This is the mail archive of the
gcc-bugs@gcc.gnu.org
mailing list for the GCC project.
[Bug target/69671] [6 Regression] FAIL: gcc.target/i386/avx512vl-vpmovqb-1.c scan-assembler-times vpmovqb[ \\t]+[^{\n]*%ymm[0-9]+[^\n]*%xmm[0-9]+{%k[1-7]}{z}(?
- From: "rguenther at suse dot de" <gcc-bugzilla at gcc dot gnu dot org>
- To: gcc-bugs at gcc dot gnu dot org
- Date: Wed, 17 Feb 2016 12:13:05 +0000
- Subject: [Bug target/69671] [6 Regression] FAIL: gcc.target/i386/avx512vl-vpmovqb-1.c scan-assembler-times vpmovqb[ \\t]+[^{\n]*%ymm[0-9]+[^\n]*%xmm[0-9]+{%k[1-7]}{z}(?
- Auto-submitted: auto-generated
- References: <bug-69671-4 at http dot gcc dot gnu dot org/bugzilla/>
https://gcc.gnu.org/bugzilla/show_bug.cgi?id=69671
--- Comment #23 from rguenther at suse dot de <rguenther at suse dot de> ---
On Wed, 17 Feb 2016, jakub at gcc dot gnu.org wrote:
> https://gcc.gnu.org/bugzilla/show_bug.cgi?id=69671
>
> --- Comment #22 from Jakub Jelinek <jakub at gcc dot gnu.org> ---
> Created attachment 37722
> --> https://gcc.gnu.org/bugzilla/attachment.cgi?id=37722&action=edit
> gcc6-pr69671.patch
>
> Actually, on a closer look, I believe the only problem are the patterns that
> use a vector_move_operand "0C" inside of vec_select with only constants as the
> parallel's operands.

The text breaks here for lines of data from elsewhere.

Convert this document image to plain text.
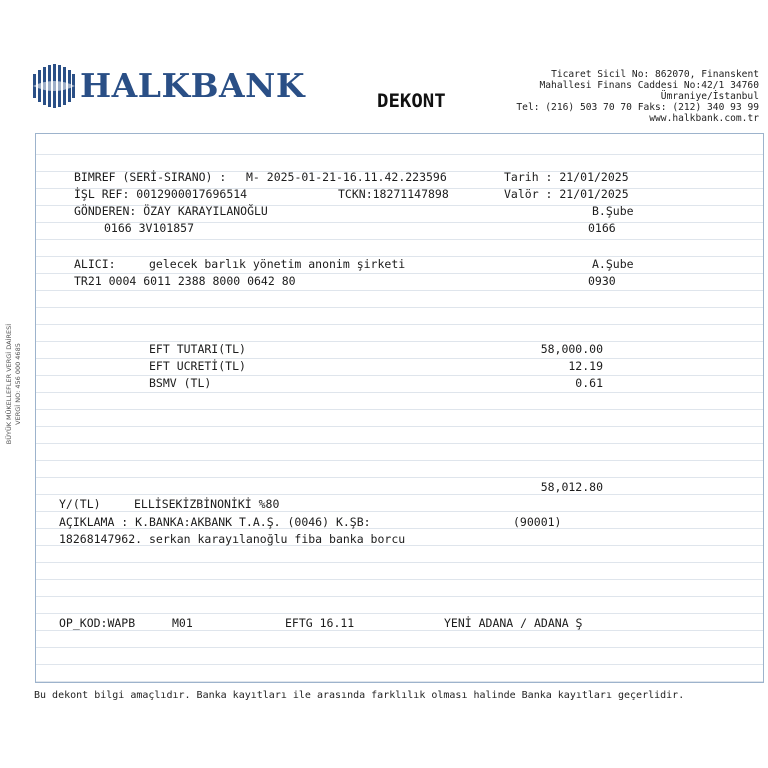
HALKBANK	DEKONT
Ticaret Sicil No: 862070, Finanskent
Mahallesi Finans Caddesi No:42/1 34760
Ümraniye/İstanbul
Tel: (216) 503 70 70 Faks: (212) 340 93 99
www.halkbank.com.tr
BÜYÜK MÜKELLEFLER VERGİ DAİRESİ VERGİ NO: 456 000 4685
BIMREF (SERİ-SIRANO) : M- 2025-01-21-16.11.42.223596	Tarih : 21/01/2025
İŞL REF: 0012900017696514	TCKN:18271147898	Valör : 21/01/2025
GÖNDEREN: ÖZAY KARAYILANOĞLU	B.Şube
0166 3V101857	0166
ALICI:	gelecek barlık yönetim anonim şirketi	A.Şube
TR21 0004 6011 2388 8000 0642 80	0930
EFT TUTARI(TL)	58,000.00
EFT UCRETİ(TL)	12.19
BSMV (TL)	0.61
58,012.80
Y/(TL)	ELLİSEKİZBİNONİKİ %80
AÇIKLAMA : K.BANKA:AKBANK T.A.Ş. (0046) K.ŞB:	(90001)
18268147962. serkan karayılanoğlu fiba banka borcu
OP_KOD:WAPB	M01	EFTG 16.11	YENİ ADANA / ADANA Ş
Bu dekont bilgi amaçlıdır. Banka kayıtları ile arasında farklılık olması halinde Banka kayıtları geçerlidir.
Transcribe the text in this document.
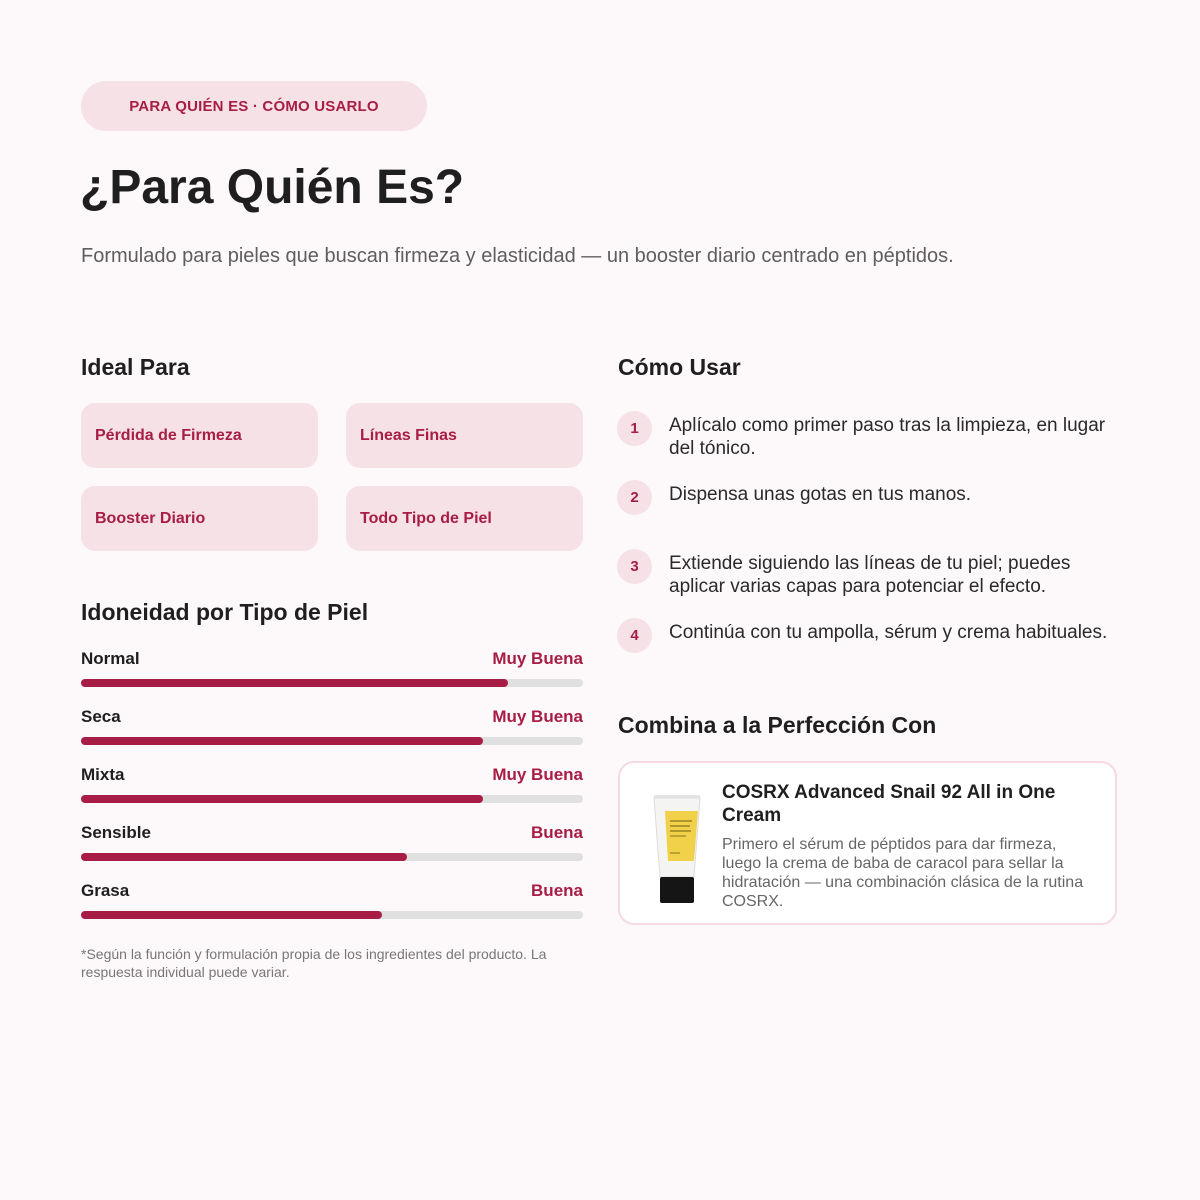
PARA QUIÉN ES · CÓMO USARLO
¿Para Quién Es?

Formulado para pieles que buscan firmeza y elasticidad — un booster diario centrado en péptidos.

Ideal Para
Pérdida de Firmeza	Líneas Finas
Booster Diario	Todo Tipo de Piel
Idoneidad por Tipo de Piel
Normal	Muy Buena
Seca	Muy Buena
Mixta	Muy Buena
Sensible	Buena
Grasa	Buena

*Según la función y formulación propia de los ingredientes del producto. La respuesta individual puede variar.

Cómo Usar
1	Aplícalo como primer paso tras la limpieza, en lugar del tónico.
2	Dispensa unas gotas en tus manos.
3	Extiende siguiendo las líneas de tu piel; puedes aplicar varias capas para potenciar el efecto.
4	Continúa con tu ampolla, sérum y crema habituales.
Combina a la Perfección Con
COSRX Advanced Snail 92 All in One Cream
Primero el sérum de péptidos para dar firmeza, luego la crema de baba de caracol para sellar la hidratación — una combinación clásica de la rutina COSRX.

Because fwprop is able to propagate constants into
> instructions (thus undo the CSE effect), but doesn't do anything on these,
> because it also simplifies them, so instead of the expected say
> (vec_select:V4QI (const_vector:V16QI [
> (const_int 0 [0])
> (const_int 0 [0])
> (const_int 0 [0])
> (const_int 0 [0])
> (const_int 0 [0])
> (const_int 0 [0])
> (const_int 0 [0])
> (const_int 0 [0])
> (const_int 0 [0])
> (const_int 0 [0])
> (const_int 0 [0])
> (const_int 0 [0])
> (const_int 0 [0])
> (const_int 0 [0])
> (const_int 0 [0])
> (const_int 0 [0])
> ])
> (parallel [
> (const_int 0 [0])
> (const_int 1 [0x1])
> (const_int 2 [0x2])
> (const_int 3 [0x3])
> ]))
> we get in there simplified:
> (const_vector:V4QI [
> (const_int 0 [0])
> (const_int 0 [0])
> (const_int 0 [0])
> (const_int 0 [0])
> ])
> So, by adding extra patterns for that simplification fwprop is able to do its
> job even if CSE did a better job.
Of course then I wonder why we didn't simplify this in the first place
when generating RTL and need to wait for forwprop ...
But yes, sounds like the easiest way to go forward.